Science Fair Project Encyclopedia
A HTML editor is an application software for creating webpages. Although the HTML code of a web page can be written with any text editor, HTML editing software often offers convenience and functionality. For example, many HTML editors can handle not only HTML, but also related technologies such as CSS and templates.
There are two flavors of HTML editors: text and What You See Is What You Get (WYSIWYG).
Text editors usually provide syntax highlighting, toolbars and keyboard shortcuts for quickly inserting HTML elements. Wizards and dialogue boxes help with tasks like adding the basic page structure or creating tables.
Text editors require at least a basic understanding of HTML and CSS.
So-called WYSIWYG editors provide an editing interface which resembles how the page will be displayed in a web browser. Often the WYSIWIG editor will also have a mode to edit HTML directly like a text HTML editor. Because using a WYSIWYG editor does not require any HTML knowledge they are easier for an average computer user.
WYSIWIG editors are sometimes criticized because:
- They generally do not generate the most efficient HTML code.
- Users may be disappointed that the same page is rendered differently in different browsers
Valid HTML code
HTML is a structured markup language. There are certain rules on how HTML must be written if it is to conform to W3C standards. Following these rules allows for sites that are accessible to handicapped people, and also to wireless devices like mobile phones or PDAs.
WYSIWYG editors sometimes fail to adhere to these rules, turning out code that works to some degree but is syntactically incorrect. Older versions of Microsoft FrontPage, in particular, were notorious for producing code that would only work properly in Internet Explorer, as (to a lesser degree) was Netscape Composer of Netscape Navigator. Then again, text editors do not provide complete validation for all of these rules either, so valid code still relies on the knowledge and expertise of the coder.

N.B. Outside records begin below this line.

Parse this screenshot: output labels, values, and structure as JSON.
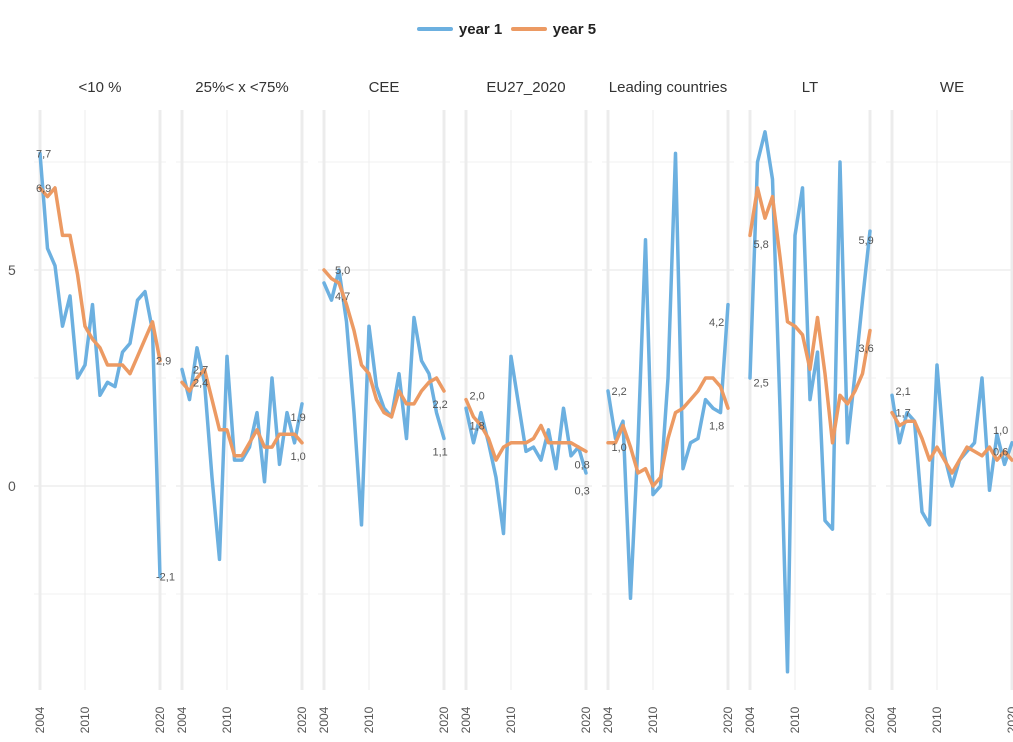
{
  "legend": {
    "items": [
      {
        "label": "year 1",
        "color": "#6cb0e0"
      },
      {
        "label": "year 5",
        "color": "#ec9a63"
      }
    ]
  },
  "chart_data": {
    "type": "line",
    "title": "",
    "xlabel": "",
    "ylabel": "",
    "ylim": [
      -4.5,
      8.5
    ],
    "y_ticks": [
      0,
      5
    ],
    "x_ticks": [
      2004,
      2010,
      2020
    ],
    "grid": true,
    "legend_position": "top-center",
    "panels": [
      {
        "name": "<10 %",
        "x_range": [
          2004,
          2020
        ],
        "series": [
          {
            "name": "year 1",
            "x": [
              2004,
              2005,
              2006,
              2007,
              2008,
              2009,
              2010,
              2011,
              2012,
              2013,
              2014,
              2015,
              2016,
              2017,
              2018,
              2019,
              2020
            ],
            "values": [
              7.7,
              5.5,
              5.1,
              3.7,
              4.4,
              2.5,
              2.8,
              4.2,
              2.1,
              2.4,
              2.3,
              3.1,
              3.3,
              4.3,
              4.5,
              3.6,
              -2.1
            ]
          },
          {
            "name": "year 5",
            "x": [
              2004,
              2005,
              2006,
              2007,
              2008,
              2009,
              2010,
              2011,
              2012,
              2013,
              2014,
              2015,
              2016,
              2017,
              2018,
              2019,
              2020
            ],
            "values": [
              6.9,
              6.7,
              6.9,
              5.8,
              5.8,
              4.9,
              3.7,
              3.4,
              3.2,
              2.8,
              2.8,
              2.8,
              2.6,
              3.0,
              3.4,
              3.8,
              2.9
            ]
          }
        ],
        "labels": [
          {
            "text": "7,7",
            "x": 2004,
            "y": 7.7
          },
          {
            "text": "6,9",
            "x": 2004,
            "y": 6.9
          },
          {
            "text": "2,9",
            "x": 2020,
            "y": 2.9
          },
          {
            "text": "-2,1",
            "x": 2020,
            "y": -2.1
          }
        ]
      },
      {
        "name": "25%< x <75%",
        "x_range": [
          2004,
          2020
        ],
        "series": [
          {
            "name": "year 1",
            "x": [
              2004,
              2005,
              2006,
              2007,
              2008,
              2009,
              2010,
              2011,
              2012,
              2013,
              2014,
              2015,
              2016,
              2017,
              2018,
              2019,
              2020
            ],
            "values": [
              2.7,
              2.0,
              3.2,
              2.4,
              0.2,
              -1.7,
              3.0,
              0.6,
              0.6,
              0.9,
              1.7,
              0.1,
              2.5,
              0.5,
              1.7,
              1.0,
              1.9
            ]
          },
          {
            "name": "year 5",
            "x": [
              2004,
              2005,
              2006,
              2007,
              2008,
              2009,
              2010,
              2011,
              2012,
              2013,
              2014,
              2015,
              2016,
              2017,
              2018,
              2019,
              2020
            ],
            "values": [
              2.4,
              2.2,
              2.5,
              2.7,
              2.0,
              1.3,
              1.3,
              0.7,
              0.7,
              1.0,
              1.3,
              0.9,
              0.9,
              1.2,
              1.2,
              1.2,
              1.0
            ]
          }
        ],
        "labels": [
          {
            "text": "2,7",
            "x": 2006,
            "y": 2.7
          },
          {
            "text": "2,4",
            "x": 2006,
            "y": 2.4
          },
          {
            "text": "1,9",
            "x": 2019,
            "y": 1.6
          },
          {
            "text": "1,0",
            "x": 2019,
            "y": 0.7
          }
        ]
      },
      {
        "name": "CEE",
        "x_range": [
          2004,
          2020
        ],
        "series": [
          {
            "name": "year 1",
            "x": [
              2004,
              2005,
              2006,
              2007,
              2008,
              2009,
              2010,
              2011,
              2012,
              2013,
              2014,
              2015,
              2016,
              2017,
              2018,
              2019,
              2020
            ],
            "values": [
              4.7,
              4.3,
              5.0,
              3.8,
              1.7,
              -0.9,
              3.7,
              2.3,
              1.8,
              1.6,
              2.6,
              1.1,
              3.9,
              2.9,
              2.6,
              1.7,
              1.1
            ]
          },
          {
            "name": "year 5",
            "x": [
              2004,
              2005,
              2006,
              2007,
              2008,
              2009,
              2010,
              2011,
              2012,
              2013,
              2014,
              2015,
              2016,
              2017,
              2018,
              2019,
              2020
            ],
            "values": [
              5.0,
              4.8,
              4.7,
              4.2,
              3.6,
              2.8,
              2.6,
              2.0,
              1.7,
              1.6,
              2.2,
              1.9,
              1.9,
              2.2,
              2.4,
              2.5,
              2.2
            ]
          }
        ],
        "labels": [
          {
            "text": "5,0",
            "x": 2006,
            "y": 5.0
          },
          {
            "text": "4,7",
            "x": 2006,
            "y": 4.4
          },
          {
            "text": "2,2",
            "x": 2019,
            "y": 1.9
          },
          {
            "text": "1,1",
            "x": 2019,
            "y": 0.8
          }
        ]
      },
      {
        "name": "EU27_2020",
        "x_range": [
          2004,
          2020
        ],
        "series": [
          {
            "name": "year 1",
            "x": [
              2004,
              2005,
              2006,
              2007,
              2008,
              2009,
              2010,
              2011,
              2012,
              2013,
              2014,
              2015,
              2016,
              2017,
              2018,
              2019,
              2020
            ],
            "values": [
              1.8,
              1.0,
              1.7,
              1.0,
              0.2,
              -1.1,
              3.0,
              1.9,
              0.8,
              0.9,
              0.6,
              1.3,
              0.4,
              1.8,
              0.7,
              0.9,
              0.3
            ]
          },
          {
            "name": "year 5",
            "x": [
              2004,
              2005,
              2006,
              2007,
              2008,
              2009,
              2010,
              2011,
              2012,
              2013,
              2014,
              2015,
              2016,
              2017,
              2018,
              2019,
              2020
            ],
            "values": [
              2.0,
              1.6,
              1.4,
              1.1,
              0.6,
              0.9,
              1.0,
              1.0,
              1.0,
              1.1,
              1.4,
              1.0,
              1.0,
              1.0,
              1.0,
              0.9,
              0.8
            ]
          }
        ],
        "labels": [
          {
            "text": "2,0",
            "x": 2005,
            "y": 2.1
          },
          {
            "text": "1,8",
            "x": 2005,
            "y": 1.4
          },
          {
            "text": "0,8",
            "x": 2019,
            "y": 0.5
          },
          {
            "text": "0,3",
            "x": 2019,
            "y": -0.1
          }
        ]
      },
      {
        "name": "Leading countries",
        "x_range": [
          2004,
          2020
        ],
        "series": [
          {
            "name": "year 1",
            "x": [
              2004,
              2005,
              2006,
              2007,
              2008,
              2009,
              2010,
              2011,
              2012,
              2013,
              2014,
              2015,
              2016,
              2017,
              2018,
              2019,
              2020
            ],
            "values": [
              2.2,
              1.1,
              1.5,
              -2.6,
              1.0,
              5.7,
              -0.2,
              0.0,
              2.5,
              7.7,
              0.4,
              1.0,
              1.1,
              2.0,
              1.8,
              1.7,
              4.2
            ]
          },
          {
            "name": "year 5",
            "x": [
              2004,
              2005,
              2006,
              2007,
              2008,
              2009,
              2010,
              2011,
              2012,
              2013,
              2014,
              2015,
              2016,
              2017,
              2018,
              2019,
              2020
            ],
            "values": [
              1.0,
              1.0,
              1.4,
              0.9,
              0.3,
              0.4,
              0.0,
              0.2,
              1.1,
              1.7,
              1.8,
              2.0,
              2.2,
              2.5,
              2.5,
              2.3,
              1.8
            ]
          }
        ],
        "labels": [
          {
            "text": "2,2",
            "x": 2005,
            "y": 2.2
          },
          {
            "text": "1,0",
            "x": 2005,
            "y": 0.9
          },
          {
            "text": "4,2",
            "x": 2018,
            "y": 3.8
          },
          {
            "text": "1,8",
            "x": 2018,
            "y": 1.4
          }
        ]
      },
      {
        "name": "LT",
        "x_range": [
          2004,
          2020
        ],
        "series": [
          {
            "name": "year 1",
            "x": [
              2004,
              2005,
              2006,
              2007,
              2008,
              2009,
              2010,
              2011,
              2012,
              2013,
              2014,
              2015,
              2016,
              2017,
              2018,
              2019,
              2020
            ],
            "values": [
              2.5,
              7.5,
              8.2,
              7.1,
              1.8,
              -4.3,
              5.8,
              6.9,
              2.0,
              3.1,
              -0.8,
              -1.0,
              7.5,
              1.0,
              2.6,
              4.3,
              5.9
            ]
          },
          {
            "name": "year 5",
            "x": [
              2004,
              2005,
              2006,
              2007,
              2008,
              2009,
              2010,
              2011,
              2012,
              2013,
              2014,
              2015,
              2016,
              2017,
              2018,
              2019,
              2020
            ],
            "values": [
              5.8,
              6.9,
              6.2,
              6.7,
              5.3,
              3.8,
              3.7,
              3.5,
              2.7,
              3.9,
              2.6,
              1.0,
              2.1,
              1.9,
              2.2,
              2.6,
              3.6
            ]
          }
        ],
        "labels": [
          {
            "text": "5,8",
            "x": 2005,
            "y": 5.6
          },
          {
            "text": "2,5",
            "x": 2005,
            "y": 2.4
          },
          {
            "text": "5,9",
            "x": 2019,
            "y": 5.7
          },
          {
            "text": "3,6",
            "x": 2019,
            "y": 3.2
          }
        ]
      },
      {
        "name": "WE",
        "x_range": [
          2004,
          2020
        ],
        "series": [
          {
            "name": "year 1",
            "x": [
              2004,
              2005,
              2006,
              2007,
              2008,
              2009,
              2010,
              2011,
              2012,
              2013,
              2014,
              2015,
              2016,
              2017,
              2018,
              2019,
              2020
            ],
            "values": [
              2.1,
              1.0,
              1.7,
              1.5,
              -0.6,
              -0.9,
              2.8,
              0.7,
              0.0,
              0.6,
              0.8,
              1.0,
              2.5,
              -0.1,
              1.2,
              0.5,
              1.0
            ]
          },
          {
            "name": "year 5",
            "x": [
              2004,
              2005,
              2006,
              2007,
              2008,
              2009,
              2010,
              2011,
              2012,
              2013,
              2014,
              2015,
              2016,
              2017,
              2018,
              2019,
              2020
            ],
            "values": [
              1.7,
              1.4,
              1.5,
              1.5,
              1.1,
              0.6,
              0.9,
              0.6,
              0.3,
              0.6,
              0.9,
              0.8,
              0.7,
              0.9,
              0.6,
              0.8,
              0.6
            ]
          }
        ],
        "labels": [
          {
            "text": "2,1",
            "x": 2005,
            "y": 2.2
          },
          {
            "text": "1,7",
            "x": 2005,
            "y": 1.7
          },
          {
            "text": "1,0",
            "x": 2018,
            "y": 1.3
          },
          {
            "text": "0,6",
            "x": 2018,
            "y": 0.8
          }
        ]
      }
    ]
  }
}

Recent versions of popular HTML editors generally produce more acceptable code.
Difficulties in achieving WYSIWYG
A given webpage may not display the same on all browsers, for several reasons:
- HTML only defines the structure of the document and does not give precise design control.
- Different browsers may render the same markup differently. The same page will display differently in Internet Explorer and Mozilla and very differently again in the (text-only) Lynx browser, on a PDA or mobile phone, or in a speech or braille browser.
- Browsers have a range of user settings - font size and colour can be adjusted at the user's discretion, and many modern browsers allow even more user control over page appearance. All an author can do is suggest an appearance.
- Web browsers, like all computer software, have bugs and may not conform to standards.
What you see may be what most visitors get, but it is not guaranteed to be what everyone gets.